5th July 2016
Whoever is raiding on a particular day is part of the team. Pugs, friends, regulars, guild members… everybody is treated equally. All we ask is that each member of the team respects the guild’s rules.
Guild members should always sign up to the calendar events well in advance of raids to guarantee their place. Events will usually tell you the requirements for signing up, but if you have any questions, please ask an officer. If you sign up, we expect you to arrive prepared and in plenty of time, and we expect you to stay for the full duration of the raid (usually 20:20–23:00 server time, but check the calendar). If you know you will be late, or might have to leave early, make sure you let an officer know with as much advanced notice as possible.
The team works best when it is reliable and consistent. Therefore, failing to turn up when expected, or leaving without warning, will make it less likely you’ll be accepted onto the team in future.
We will endeavour to take all guild members who are signed up and who meet the criteria for a given night’s raid. For progression raids that span multiple nights (that’s almost all of them), priority will go to those that joined us the previous night, though we will always do our best to accommodate as many guild members as possible. For example, let’s say that Monday’s raid is a continuation of Thursday’s. If you can’t make it on Thursday, but you’re signed up for Monday, then Thursday’s team members will get priority when forming the team for Monday; in the vast majority of cases we will be able to expand the team to include you, but sometimes, either because we’ve hit the group size limit, or doing so would be impossible due to the raid makeup, we may be unable to take you.
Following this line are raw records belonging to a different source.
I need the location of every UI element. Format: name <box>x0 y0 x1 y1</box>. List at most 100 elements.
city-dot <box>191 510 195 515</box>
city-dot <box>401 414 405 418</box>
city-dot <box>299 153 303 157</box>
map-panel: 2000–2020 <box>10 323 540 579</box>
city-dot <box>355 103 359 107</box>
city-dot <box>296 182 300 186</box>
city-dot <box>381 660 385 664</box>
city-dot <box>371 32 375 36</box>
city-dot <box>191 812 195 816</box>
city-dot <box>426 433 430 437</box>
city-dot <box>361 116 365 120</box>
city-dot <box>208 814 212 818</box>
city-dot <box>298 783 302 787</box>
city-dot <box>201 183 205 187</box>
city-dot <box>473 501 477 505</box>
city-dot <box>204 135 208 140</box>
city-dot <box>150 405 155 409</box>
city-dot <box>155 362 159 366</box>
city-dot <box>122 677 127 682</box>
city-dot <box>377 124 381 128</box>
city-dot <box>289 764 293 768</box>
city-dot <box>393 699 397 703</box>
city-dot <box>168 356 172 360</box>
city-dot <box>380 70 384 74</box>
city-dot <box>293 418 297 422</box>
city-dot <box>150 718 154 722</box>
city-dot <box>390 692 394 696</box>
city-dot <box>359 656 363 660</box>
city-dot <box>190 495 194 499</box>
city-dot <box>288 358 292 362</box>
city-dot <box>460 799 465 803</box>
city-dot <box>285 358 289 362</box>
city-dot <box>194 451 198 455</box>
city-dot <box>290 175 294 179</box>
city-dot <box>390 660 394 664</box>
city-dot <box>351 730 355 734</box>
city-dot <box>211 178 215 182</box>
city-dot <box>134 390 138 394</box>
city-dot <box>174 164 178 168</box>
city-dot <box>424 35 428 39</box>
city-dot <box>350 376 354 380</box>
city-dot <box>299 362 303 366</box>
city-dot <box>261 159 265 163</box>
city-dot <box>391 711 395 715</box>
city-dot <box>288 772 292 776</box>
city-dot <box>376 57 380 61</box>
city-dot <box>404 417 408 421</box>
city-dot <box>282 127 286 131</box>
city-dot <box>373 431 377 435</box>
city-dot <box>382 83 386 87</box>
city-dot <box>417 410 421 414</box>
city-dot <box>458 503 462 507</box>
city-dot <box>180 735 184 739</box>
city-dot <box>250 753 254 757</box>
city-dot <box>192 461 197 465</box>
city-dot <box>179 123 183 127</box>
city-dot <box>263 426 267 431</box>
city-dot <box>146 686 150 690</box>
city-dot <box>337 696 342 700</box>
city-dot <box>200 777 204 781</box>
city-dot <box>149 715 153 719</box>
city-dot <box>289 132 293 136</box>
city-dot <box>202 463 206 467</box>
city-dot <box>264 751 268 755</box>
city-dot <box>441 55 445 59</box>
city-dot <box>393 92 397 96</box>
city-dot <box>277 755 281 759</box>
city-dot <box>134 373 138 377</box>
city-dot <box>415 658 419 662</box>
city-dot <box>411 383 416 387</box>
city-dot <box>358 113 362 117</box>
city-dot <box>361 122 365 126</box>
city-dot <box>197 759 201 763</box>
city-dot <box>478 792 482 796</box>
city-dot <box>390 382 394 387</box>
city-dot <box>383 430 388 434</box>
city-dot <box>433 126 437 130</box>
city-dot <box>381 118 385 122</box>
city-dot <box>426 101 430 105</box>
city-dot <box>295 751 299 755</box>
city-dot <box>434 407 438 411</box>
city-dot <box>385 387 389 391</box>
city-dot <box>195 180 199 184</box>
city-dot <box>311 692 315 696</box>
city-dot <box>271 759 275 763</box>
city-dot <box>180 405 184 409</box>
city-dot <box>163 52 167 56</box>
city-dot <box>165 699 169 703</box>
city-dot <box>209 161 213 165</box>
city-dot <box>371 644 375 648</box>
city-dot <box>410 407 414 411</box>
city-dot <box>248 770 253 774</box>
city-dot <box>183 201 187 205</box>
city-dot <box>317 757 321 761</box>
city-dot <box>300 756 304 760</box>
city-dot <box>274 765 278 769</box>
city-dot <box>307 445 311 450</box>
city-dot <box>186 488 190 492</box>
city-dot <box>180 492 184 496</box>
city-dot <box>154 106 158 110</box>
Darkspear Never Die’s raid team has more than one raid leader: Ross, Shinda, and Khantos comprise the raid council. They share the role of leader, and can all make executive decisions during a fight, like who should and should not receive an in-combat resurrection. Ross has final final say, though rarely exercises that power, as the council is normally in agreement.
The raid council welcomes feedback from team members, so feel free to contact them outside of raids if you have a question.
Loot rules will be decided before each boss, depending on the raid makeup and how much gear the team needs from that boss. A progress boss is normally done with Personal Loot chosen, because it increases the chance of the team getting useful items. Once enough people need nothing from a boss, we’ll switch to Master Looter, unless the raid makeup is really skewed.
Tradeable loot belongs to the player it drops for; however, if they do not need it, we ask that it be put up for a roll. Similarly, if a piece of loot drops that is a minor upgrade for you, but a major upgrade for another regular member (or would complete their tier set, for example), please consider allowing the gear to go where the benefit would be greatest. A well-geared raid group benefits you, whether or not you personally get loot, allowing for faster progress and more loot!
You will be judged on your teamsmanship (or lack thereof)! :)
Obviously, some trading is impossible cross-realm, so these rules only apply where trading is possible.
The whole team must be civil and polite at all times. Raiding can be stressful, exciting, and sometimes frustrating, but team members must not allow that to turn into animosity, anger, or rudeness. If you feel this is unavoidable, and you are too angry or stressed to perform, whisper one of your raid leaders so you can step out temporarily or for the remainder of the raid.
We expect team members to come to raids prepared for the fights, both tactically and materially. That means knowing the fights we'll be tackling (by reading guides and watching videos, if you have no previous experience), having any add-ons installed that the team use, and having seals, flasks, potions, and runes ready before the start of the raid. We also expect everybody to make good use of potions (e.g. one pre-pull, and one mid-fight) and healing tonics.
During fights, team members are encouraged to speak up on voice comms about important mechanics as they are playing out, but debates and conversations must wait until after the fight. If you die, don’t forget that the rest of the team will likely still be concentrating, so the fewer distractions the better.
After a wipe, we tend to evaluate what happened, to see what we can do better on the next pull. Between fights, therefore, all team members are encouraged to make suggestions or give advice, if they noticed anything or anyone in particular need of improvement. That doesn’t mean shaming someone for their mistakes, but rather helping your teammates improve their skills.
All final strategic decisions rest with the raid council.
We raid for enjoyment and for the challenge of defeating difficult bosses. We’re not too interested in cheesing mechanics, and “we need higher DPS” will be our last solution to wiping. It is very rare for wipes to be caused solely by low DPS; the vast majority of wipes are caused by mistakes. We will not remove a well-playing (but low DPS) member, if there are still other people making critical mistakes. We want everyone in the team to improve and defeat bosses together, and that means everybody taking ownership of their own shortcomings.
We aim to accept people of all skill levels, and will give as much assistance as possible to assure that individuals can perform at the necessary skill level required for current progress. This might entail spending some time with a new member before they join a raid, helping them get up to speed, and will probably entail a few trial nights to see what might need to be worked on.
Removing someone from a raid, or the team itself, will only ever be a last resort, either for disciplinary reasons, or if that person is obviously and consistently preventing progress. That doesn’t mean we won’t give them another chance in the future, it just means more work will be needed to get them up to the required level of the team.